How Blair did it his way

4 May 07
HELEN DISNEY | It hardly seems a decade ago that Tony Blair stood on the steps of Number 10 while the country celebrated a fresh mood of optimism.

It hardly seems a decade ago that Tony Blair stood on the steps of Number 10 while the country celebrated a fresh mood of optimism.

All the rhetoric of the time spoke of reform, delivery and the creation of a new Britain. So where are those great hopes now and what are the prospects for reform over the next decade?

Putting aside Iraq and issues of trust for a moment, the key tests for New Labour — as measured against its own original pledge card — should not have been foreign affairs or the conduct of political communications but its ability to make substantial reforms to our quality of life. These are the big issues affecting everyday life in the UK: namely education, health, crime and pensions.

Polly Toynbee and David Walker have analysed Blair’s public service reform legacy in detail in their two books auditing New Labour’s achievements, but what of the tests that Blair might have set for himself — namely whether public services would be sufficiently reformed to introduce what he has called ‘personalised services’ with a degree of competition and consumer choice?

One can argue about the statistics, and one can also argue about the public perception of them, but voters’ views became clear at the ballot box in this week’s local elections.

However, what is undeniable is that New Labour has fundamentally changed the territory upon which public service reform is now discussed in the UK.

Ten years ago, talk of choice, competition, vouchers or the private sector was Tory turf. It was pretty much unthinkable for Labour to be associated with breaking up public sector monopolies.

But that is what Tony Blair has done. He has associated Labour with a pragmatic approach to building new schools, cutting waiting lists and getting the unemployed into work. He has encouraged the independent sector to mean more than just the private for-profit sector so that voluntary bodies, citizens and churches are included, too. In doing so he has brought the idea of privatisation and of the ‘enabling state’ into the mainstream of political debate.

By investing substantially more money in the NHS and taking us closer to the European Union spending average, he showed critics on the Left — who argued that the NHS’s problems were all about under-investment — that money was only part of the problem, and that reform was needed, too.

Critics on the Right, meanwhile, have not so much argued with his underlying approach to choice and competition as protested that the reforms have not gone far or fast enough to make a real difference.

It is true that public services still need substantial reform to reflect the desire for a good quality of life that a wealthier Britain now demands. The extra money spent on the NHS has not led to a consequent increase in productivity.

On the contrary, the Prime Minister’s own Strategy Unit and the Organisation for Economic Co-operation and Development have both found falling productivity of up to 20% since 1997.

Extra schools and hospitals have been built under the Private Finance Initiative but choice still largely depends on being able to live in the right area and afford an expensive house.

The pensions deficit has been dissected ad nauseam of late and one can perhaps lay the blame for this at the door of the chancellor rather than the prime minister. But the ‘pension crisis’ also reflects changes in the UK’s social structure, with many middle-class people now choosing to invest in property rather than in traditional pensions as a source of long-term investment.

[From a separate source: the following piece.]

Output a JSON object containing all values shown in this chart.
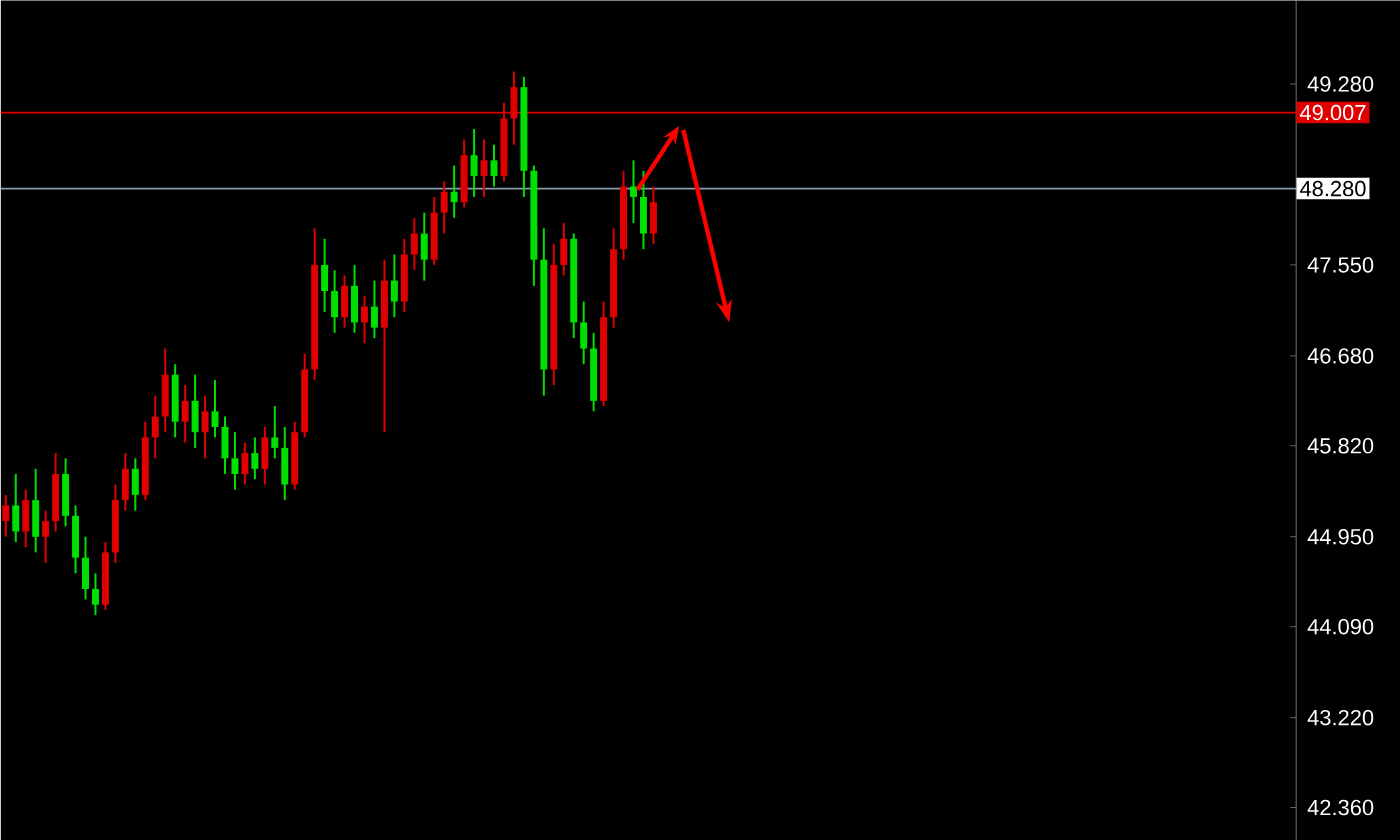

Will Britain’s next premier continue the New Labour legacy? Well, whoever takes over from Blair, the challenges remain broadly similar.

According to recent polls, Gordon Brown is strongly associated in voters’ minds with the overall failings of New Labour — and voters tend to remember and punish what went wrong rather than reward what went right. And yet, perversely, whatever has gone well in public services will be seen as Blair’s achievement, not Brown’s.

As for David Cameron, he is now pulling ahead in the polls and his views on the NHS suggest that Blair’s own statements on his legacy — that all parties must now respect the balance between economic prosperity and social justice — will remain as true for the Conservatives as they will for Blair’s successor.

No-one talks about 1997’s infamous ‘third way’ any longer — but they don’t need to because the middle ground is the space in which politics is defined and the battleground on which the Labour leadership race, and indeed the next general election, will be fought.

As Blair contemplates his departure, that must count as some kind of a personal achievement.